A região de Capelinha é um importante polo minerador do estado. As empresas estabelecidas próximas ao distrito empregam boa parte população de cerca de três mil pessoas, o que impacta positivamente em toda a economia do município.

Além de gerar emprego e renda, o minério rende causos que fazem parte da história de Capelinha. Um desses episódios aconteceu em 1918, quando mineradores destruíram casas do distrito e teriam sido amaldiçoados pelas famosas pragas do padre José Duque de Siqueira.
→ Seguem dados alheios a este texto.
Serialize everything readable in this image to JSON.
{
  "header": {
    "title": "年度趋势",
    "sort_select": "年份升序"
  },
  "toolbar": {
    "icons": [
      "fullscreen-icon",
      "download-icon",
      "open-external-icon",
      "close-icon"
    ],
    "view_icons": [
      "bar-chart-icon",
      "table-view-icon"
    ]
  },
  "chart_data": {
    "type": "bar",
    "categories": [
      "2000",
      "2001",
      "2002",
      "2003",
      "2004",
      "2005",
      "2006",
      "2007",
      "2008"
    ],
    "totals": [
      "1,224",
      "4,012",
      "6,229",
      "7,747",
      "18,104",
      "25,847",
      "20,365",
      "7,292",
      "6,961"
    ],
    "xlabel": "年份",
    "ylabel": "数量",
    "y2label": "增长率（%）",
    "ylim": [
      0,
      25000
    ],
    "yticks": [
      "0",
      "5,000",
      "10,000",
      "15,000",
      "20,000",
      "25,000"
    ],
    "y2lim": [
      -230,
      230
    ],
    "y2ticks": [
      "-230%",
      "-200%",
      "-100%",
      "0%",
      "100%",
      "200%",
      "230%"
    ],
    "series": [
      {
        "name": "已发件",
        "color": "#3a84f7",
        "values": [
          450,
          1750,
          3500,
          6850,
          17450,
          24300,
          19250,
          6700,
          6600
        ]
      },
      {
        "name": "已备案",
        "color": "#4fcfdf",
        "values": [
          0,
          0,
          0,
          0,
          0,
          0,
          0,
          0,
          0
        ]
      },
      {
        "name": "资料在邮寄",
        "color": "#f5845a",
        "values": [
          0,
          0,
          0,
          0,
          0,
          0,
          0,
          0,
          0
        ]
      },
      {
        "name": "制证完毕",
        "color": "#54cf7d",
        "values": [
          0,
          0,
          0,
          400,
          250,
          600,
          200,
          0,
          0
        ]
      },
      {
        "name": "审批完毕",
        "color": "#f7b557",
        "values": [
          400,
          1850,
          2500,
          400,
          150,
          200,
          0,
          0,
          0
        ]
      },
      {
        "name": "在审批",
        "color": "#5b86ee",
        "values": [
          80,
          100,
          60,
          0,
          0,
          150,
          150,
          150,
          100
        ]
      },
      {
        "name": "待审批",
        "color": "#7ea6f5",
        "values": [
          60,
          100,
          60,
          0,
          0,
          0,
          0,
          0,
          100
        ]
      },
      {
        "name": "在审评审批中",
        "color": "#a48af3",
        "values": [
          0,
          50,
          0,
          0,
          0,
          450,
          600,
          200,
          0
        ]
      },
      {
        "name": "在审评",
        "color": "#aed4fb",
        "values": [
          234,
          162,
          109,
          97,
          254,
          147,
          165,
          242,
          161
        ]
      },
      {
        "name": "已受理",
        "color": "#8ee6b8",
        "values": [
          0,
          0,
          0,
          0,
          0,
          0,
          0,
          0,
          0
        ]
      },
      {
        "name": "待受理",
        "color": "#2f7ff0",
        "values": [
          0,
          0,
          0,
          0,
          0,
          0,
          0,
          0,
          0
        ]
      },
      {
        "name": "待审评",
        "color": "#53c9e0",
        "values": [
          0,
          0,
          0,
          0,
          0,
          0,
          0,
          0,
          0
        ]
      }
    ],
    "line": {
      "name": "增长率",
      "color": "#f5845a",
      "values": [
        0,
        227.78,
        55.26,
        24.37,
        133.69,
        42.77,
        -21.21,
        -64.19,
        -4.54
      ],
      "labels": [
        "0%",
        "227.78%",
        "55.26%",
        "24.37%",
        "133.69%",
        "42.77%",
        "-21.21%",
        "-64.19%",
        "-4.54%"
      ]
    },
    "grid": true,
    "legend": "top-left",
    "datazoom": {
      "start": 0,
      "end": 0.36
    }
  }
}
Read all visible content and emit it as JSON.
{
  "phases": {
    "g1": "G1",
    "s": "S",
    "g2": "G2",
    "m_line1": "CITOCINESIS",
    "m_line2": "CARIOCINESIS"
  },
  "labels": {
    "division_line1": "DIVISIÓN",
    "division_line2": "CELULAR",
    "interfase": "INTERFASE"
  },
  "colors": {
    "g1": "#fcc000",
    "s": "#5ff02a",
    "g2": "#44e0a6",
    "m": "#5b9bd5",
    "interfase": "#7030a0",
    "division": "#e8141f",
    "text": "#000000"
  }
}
Durante a Festa daquele ano, havia sido armado um circo em Capelinha. Garimpeiros de fora tentaram entrar sem pagar, mas os donos do circo chamaram policiais de Bom Sucesso, que levaram os homens presos.

Ao saberem da prisão, outros garimpeiros avisaram que iam promover uma quebradeira no distrito. Boa parte da população fugiu. Quando chegaram ao local, os mineradores invadiram casas, saquearam o comércio, fizeram uma verdadeira baderna.

“Pouco tempo depois, esses homens começaram a morrer do nada. À época, circulava boatos de que as mortes eram por causa de uma praga rogada pelo padre José Duque de Siqueira e muita gente acredita nisso até hoje”, conta Jorginho.

No entanto, registros médicos desfizeram a maldição do padre. Em 1919, a gripe espanhola atingiu a região, em especial Conceição da Barra de Minas e Nazareno, municípios vizinhos à Capelinha. A doença teria sido a verdadeira culpada pela morte dos mineradores.